Keyserling was one of the many women working in the United States government that was challenged over her loyalty from 1930s to 1950s. In 1952 and 1953, Keyserling was put on a loyalty trial due to possible Communist leanings. It has been speculated that she was accused due to her husband Leon Keyserling. Another factor was that as a Keynesian economist her ideals went against one of the Red Scare’s goals, the goal of rolling back the gains of the New Deal. The accusation that started the trail was made on  February 9, 1952 by Joseph McCarthy. McCarthy stated that Keyserlying was a former member of ten Communist groups. Two months later, McCarthy stated that Keyserling had joined the communist party. It was later alleged the Keyserling perjured herself when denying being a part of communist activities. Prior to McCarthy stating she was a communist in 1952, Keyserling  swore under oath that she was not a communist before the Dies Committee in 1942. When Keyserling swore that oath she was found to not have any evidence of being a communist. Also, previously in 1948 Keyserling faced loyalty hearings concerning Communist ties and activities. The majority of, these activities were connected to her brother in law  George Marshall. Due to these allegations, Keyserling had to take a leave of absence from her job in the United States’ Commerce Department until being found innocent of being a communist. In 1952, Keyserling was found to be guilty by the Commerce Department loyalty board. This decision was later overturned in 1953 on January 5. The information that led to her being found guilty was gained under the 1939 Hatch Act, which allowed for the FBI to collect information about Keyserling when she became a federal employee in 1940. Keyserling, when she was younger, was a part of circles the included communists. However, she did not interact with these groups while she worked for the government.

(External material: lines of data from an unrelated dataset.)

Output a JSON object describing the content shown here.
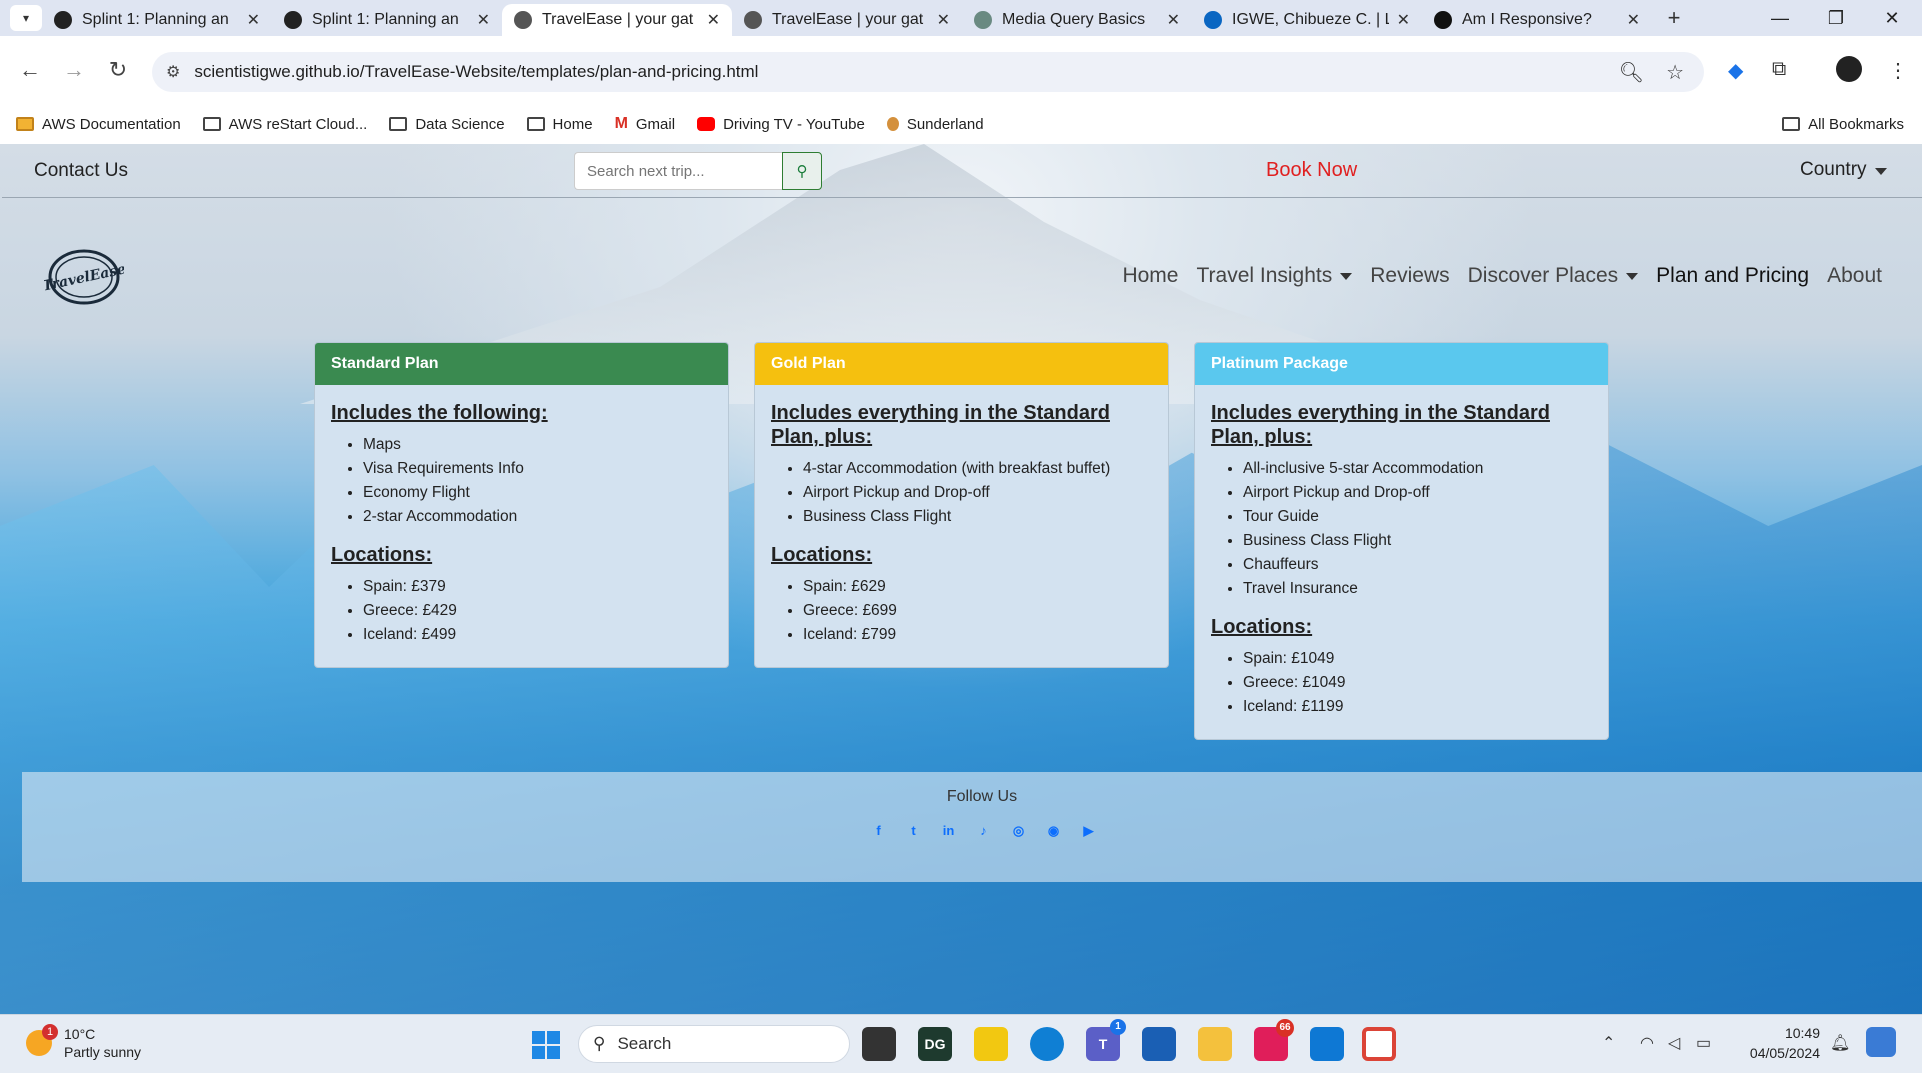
{
  "browser": {
    "tabs": [
      {
        "title": "Splint 1: Planning an",
        "icon": "github-icon",
        "color": "#222222"
      },
      {
        "title": "Splint 1: Planning an",
        "icon": "github-icon",
        "color": "#222222"
      },
      {
        "title": "TravelEase | your gat",
        "icon": "globe-icon",
        "color": "#555555",
        "active": true
      },
      {
        "title": "TravelEase | your gat",
        "icon": "globe-icon",
        "color": "#555555"
      },
      {
        "title": "Media Query Basics",
        "icon": "openai-icon",
        "color": "#6a8a82"
      },
      {
        "title": "IGWE, Chibueze C. | L",
        "icon": "linkedin-icon",
        "color": "#0a66c2"
      },
      {
        "title": "Am I Responsive?",
        "icon": "responsive-icon",
        "color": "#111111"
      }
    ],
    "url": "scientistigwe.github.io/TravelEase-Website/templates/plan-and-pricing.html",
    "bookmarks": [
      {
        "label": "AWS Documentation",
        "icon": "aws-icon"
      },
      {
        "label": "AWS reStart Cloud...",
        "icon": "folder-icon"
      },
      {
        "label": "Data Science",
        "icon": "folder-icon"
      },
      {
        "label": "Home",
        "icon": "folder-icon"
      },
      {
        "label": "Gmail",
        "icon": "gmail-icon"
      },
      {
        "label": "Driving TV - YouTube",
        "icon": "youtube-icon"
      },
      {
        "label": "Sunderland",
        "icon": "sunderland-icon"
      }
    ],
    "all_bookmarks": "All Bookmarks"
  },
  "site": {
    "contact": "Contact Us",
    "search_placeholder": "Search next trip...",
    "book_now": "Book Now",
    "country": "Country",
    "logo_text": "TravelEase",
    "nav": [
      {
        "label": "Home",
        "dropdown": false
      },
      {
        "label": "Travel Insights",
        "dropdown": true
      },
      {
        "label": "Reviews",
        "dropdown": false
      },
      {
        "label": "Discover Places",
        "dropdown": true
      },
      {
        "label": "Plan and Pricing",
        "dropdown": false,
        "active": true
      },
      {
        "label": "About",
        "dropdown": false
      }
    ],
    "plans": [
      {
        "name": "Standard Plan",
        "color": "#3a8a50",
        "heading": "Includes the following:",
        "features": [
          "Maps",
          "Visa Requirements Info",
          "Economy Flight",
          "2-star Accommodation"
        ],
        "locations_heading": "Locations:",
        "locations": [
          "Spain: £379",
          "Greece: £429",
          "Iceland: £499"
        ]
      },
      {
        "name": "Gold Plan",
        "color": "#f5c00f",
        "heading": "Includes everything in the Standard Plan, plus:",
        "features": [
          "4-star Accommodation (with breakfast buffet)",
          "Airport Pickup and Drop-off",
          "Business Class Flight"
        ],
        "locations_heading": "Locations:",
        "locations": [
          "Spain: £629",
          "Greece: £699",
          "Iceland: £799"
        ]
      },
      {
        "name": "Platinum Package",
        "color": "#5ac8ee",
        "heading": "Includes everything in the Standard Plan, plus:",
        "features": [
          "All-inclusive 5-star Accommodation",
          "Airport Pickup and Drop-off",
          "Tour Guide",
          "Business Class Flight",
          "Chauffeurs",
          "Travel Insurance"
        ],
        "locations_heading": "Locations:",
        "locations": [
          "Spain: £1049",
          "Greece: £1049",
          "Iceland: £1199"
        ]
      }
    ],
    "footer": {
      "follow": "Follow Us",
      "socials": [
        "facebook-icon",
        "twitter-icon",
        "linkedin-icon",
        "tiktok-icon",
        "instagram-icon",
        "github-icon",
        "youtube-icon"
      ]
    }
  },
  "taskbar": {
    "temperature": "10°C",
    "weather": "Partly sunny",
    "weather_badge": "1",
    "search": "Search",
    "time": "10:49",
    "date": "04/05/2024",
    "teams_badge": "1",
    "slack_badge": "66"
  }
}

Mary Dublin Keyserling was a Keynesian economist. She first went to school at Barnard College to study economics and graduated in 1930 as president of her senior class. She then pursued graduate studies at the Graduate Institute of International and Development Studies in Geneva, the London School of Economics, and ultimately at Columbia University to gain a doctoral degree that she did not finish. While in college, Mary Dublin Keyserling was taught by economist Wesley Clair Mitchell. During a fellowship while still at Barnard, Keyserling, studied with Economist John Maynard Keynes. It was at Columbia University did she meet and marry Leon Keyserling, then an economics instructor, in 1940. She worked for the United States government as an economist under the presidential administrations of Franklin D. Roosevelt, Harry Truman, and Lyndon D. Johnson.

Keyserling began to work for the United States’ Government in 1930 after graduating from college. Her first government job was as a researcher in the Committee on the Costs of Medical Care. Within a year Keyserling worked in the State Charities Aid Association of New York City as an administrator. Between 1940 and 1953 Keyserling served on various positions in the American Government.


Mary Dublin Keyserling (1911–1997) was a liberal economist and federal employee noted for her sometimes contrarian views on issues facing working women. Her time as an economist is largely linked to her time as a federal employee by her career and positions in the United States government. During her career as head of the United States Women’s Bureau, Keyserling and her husband Leon Keyserling faced loyalty allegations during the Red Scare that impacted their governmental careers.

Mary Dublin Keyserling was born in New York City, New York on May 25, 1911 to a Jewish family. Both of her parents, Augusta Salik, her mother, and Louis I. Dublin, her father, were immigrants to the United States. From a young age Mary Dublin Keyserling was influenced by various social reforms that took place in the United States. This was due to her parents’ positive interactions and open minds about many of these social reforms, such as women gaining more rights, that took place during the United States Progressive Era.